I read that it was ironic that Plaza de George Orwell ended up with the first cameras, but not that there was any other connection between the name and anything else…
But how awesome if it was, hehe
Just to say, thanks for keeping up the flow of sharing what you have learned, even if you don’t think it has really cleared it up for yourself, hehe.
I enjoy the wander though your thoughts, some facts and just the general warmth of, Hey, I now know more but am still a bit off of getting it sorted.
Life is so, like this.
Thanks again.
Have I added any value with this comment, no, but at least you know I have read it and will maybe carry on!
Hey Peter, thanks for commenting! I’m glad you like my “process” here. I’m just following my curiosity here, and finding that behind the obvious slogans there’s a whole world of contradicting information. Like you say, most things are like that, in the end. Happy San Isidro!

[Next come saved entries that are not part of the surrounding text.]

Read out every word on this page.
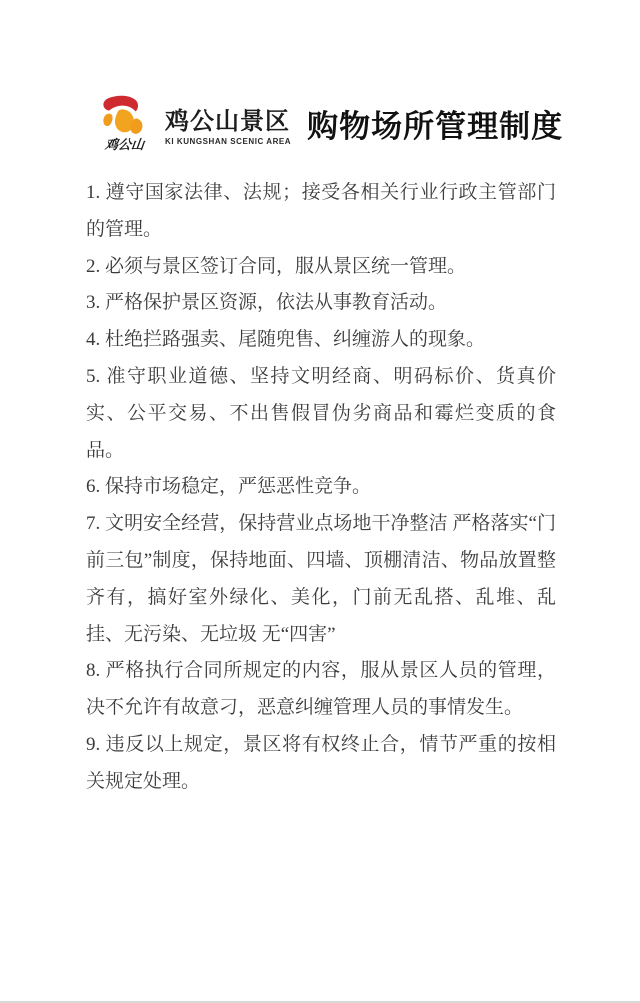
鸡公山
鸡公山景区
KI KUNGSHAN SCENIC AREA 购物场所管理制度

1. 遵守国家法律、法规；接受各相关行业行政主管部门的管理。

2. 必须与景区签订合同，服从景区统一管理。

3. 严格保护景区资源，依法从事教育活动。

4. 杜绝拦路强卖、尾随兜售、纠缠游人的现象。

5. 准守职业道德、坚持文明经商、明码标价、货真价实、公平交易、不出售假冒伪劣商品和霉烂变质的食品。

6. 保持市场稳定，严惩恶性竞争。

7. 文明安全经营，保持营业点场地干净整洁 严格落实“门前三包”制度，保持地面、四墙、顶棚清洁、物品放置整齐有，搞好室外绿化、美化，门前无乱搭、乱堆、乱挂、无污染、无垃圾 无“四害”

8. 严格执行合同所规定的内容，服从景区人员的管理，决不允许有故意刁，恶意纠缠管理人员的事情发生。

9. 违反以上规定，景区将有权终止合，情节严重的按相关规定处理。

My father studied English literature and planned to write his PhD thesis about anti totalitarism in Orwell books. He never finished it but my parents’ place is full of books from Orwell. My first serious (not adapted) in Engliah was Homage to Catalonia. Probably because I was into anarchism and because of Ken Loach film that impacted me quite a lot and opened my eyes to many things about the Spanish Civil war. Much later I read Herman Hesse books and I find their lives pretty similar. My generation (from the 80s) didn’t learn many things about History of 20th century. Not sure if it was on purpose but in History class we never reached those chapters. So most people in Spain don’t know much about what happened and some times their opinions were influenced by their family experiences. As a grandma (leftist) of one of my friends used to say when asked why she helped a neighbor who was right-wing: “We all had to help each other, We all lose in the war, both sides”. I think that summarizes how wars are always like. The elites never lose.